Four hours of your life you’ll never get back

MLB: Cleveland Indians at Minnesota Twins Jesse Johnson-USA TODAY Sports

Normally a back-and-forth game is fun. But a back-and-forth game between two bad teams? Not so much. And make no mistake, the Cleveland Guardians and the Minnesota Twins are both bad. That much is clear after watching nearly four hours of these two teams in a tightly contested struggle that ended with the Twins prevailing, 5-4, in the tenth inning.

After the Guardians squandered their own scoring opportunity in the top of the tenth, the Twins went to work making the most of theirs. With Ryan Jeffers standing on second base to start the inning, Nick Wittgren gave up a single to Nick Gordon and intentionally walked Max Kepler to load the bases before Rob Refsnyder grounded into a 5-2 double play. With two outs, Jorge Polanco lined an RBI double into right field to give the Twins the walk-off win.

Cal Quantrill, who took the mound Monday night boasting a 0.95 ERA in the month of August, wasn’t quite his dominant self. His command came and went throughout the game, especially with his four-seam fastball, which was made clear after he left a 3-1 fastball over the heart of the plate to Max Kepler to lead off the bottom of the first inning. Kepler feasted on it, taking him deep to give Minnesota a 1-0 lead. To his credit, Quantrill grinded out five innings of work, relying heavily on his slider. His final line was far from terrible: 5 IP, 8 H, 3 ER, 1 BB, 4 K.

Quantrill didn’t have his best command, but I would argue that the Guardians’ middle infielders had worse command of their mental faculties. In the third inning, the Twins were able to tie the score at 2-2 on a two-out Josh Donaldson RBI single because Amed Rosario wasn’t paying attention as Jorge Polanco was rounding third base, having sprinted from first. Rosario had to rush the throw and the one-hopper to Austin Hedges allowed Polanco to sneak past him for the score.

In the fourth inning, with runners on first and second and no one out, Andrelton Simmons grounded a double play ball to Rosario, but the Guardians’ shortstop could only get the out at second. The go-ahead run scored from third on the next play with another groundball to Rosario, but neither he nor Andres Gimenez was near second base. Gimenez had to sprint there and barehand the toss from Rosario to at least get the out at second.
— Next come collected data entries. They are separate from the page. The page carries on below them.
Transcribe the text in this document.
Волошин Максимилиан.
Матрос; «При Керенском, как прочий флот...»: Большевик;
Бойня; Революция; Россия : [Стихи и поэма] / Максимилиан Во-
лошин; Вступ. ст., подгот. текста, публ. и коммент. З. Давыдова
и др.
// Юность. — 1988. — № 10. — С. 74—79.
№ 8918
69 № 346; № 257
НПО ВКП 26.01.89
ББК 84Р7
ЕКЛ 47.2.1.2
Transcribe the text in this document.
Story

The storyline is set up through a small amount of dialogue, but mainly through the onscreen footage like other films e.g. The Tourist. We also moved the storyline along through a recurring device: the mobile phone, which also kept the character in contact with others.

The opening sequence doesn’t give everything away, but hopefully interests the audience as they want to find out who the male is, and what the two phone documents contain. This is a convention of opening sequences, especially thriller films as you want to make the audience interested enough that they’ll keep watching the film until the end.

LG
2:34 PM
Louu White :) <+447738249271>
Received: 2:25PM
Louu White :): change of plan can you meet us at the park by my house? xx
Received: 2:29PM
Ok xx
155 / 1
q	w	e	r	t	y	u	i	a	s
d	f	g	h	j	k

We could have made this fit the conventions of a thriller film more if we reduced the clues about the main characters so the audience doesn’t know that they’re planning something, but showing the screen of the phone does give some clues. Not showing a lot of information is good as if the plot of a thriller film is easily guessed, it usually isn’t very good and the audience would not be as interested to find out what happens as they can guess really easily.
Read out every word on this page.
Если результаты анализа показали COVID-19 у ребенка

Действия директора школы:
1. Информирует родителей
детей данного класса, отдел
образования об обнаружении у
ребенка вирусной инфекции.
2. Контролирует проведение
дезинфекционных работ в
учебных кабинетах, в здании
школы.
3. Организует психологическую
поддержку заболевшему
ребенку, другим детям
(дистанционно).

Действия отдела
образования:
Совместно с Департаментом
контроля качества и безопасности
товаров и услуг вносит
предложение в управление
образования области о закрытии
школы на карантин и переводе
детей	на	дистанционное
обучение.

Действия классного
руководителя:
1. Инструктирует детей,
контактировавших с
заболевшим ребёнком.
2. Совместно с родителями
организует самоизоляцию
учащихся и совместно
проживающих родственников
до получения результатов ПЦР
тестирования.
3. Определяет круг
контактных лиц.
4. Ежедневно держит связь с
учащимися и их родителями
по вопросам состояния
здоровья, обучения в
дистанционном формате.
But as I said at the beginning, it was a back-and-forth affair and the Guardians kept up their end of the bargain. Bradley Zimmer’s two-run bomb in the second inning erased the Twins’ early lead and gave the Guardians a 2-1 advantage. With one out in the fifth inning, Cleveland trailed 3-2 when Amed Rosario tripled doubled and advanced to third on an error by Jake Cave in center field (according to the official scorer), scoring on a Jose Ramirez RBI single to even the score.

Austin Hedges came through in the clutch in the sixth inning, dropping a two-out RBI double near the foul line in left field to score Owen Miller and push the Guardians ahead, 4-3. Andres Gimenez tried to make it 5-3 but was thrown at out home trying to score from first. Unfortunately, Justin Garza surrendered a solo home run to Ryan Jeffers in the bottom of the sixth to even it up.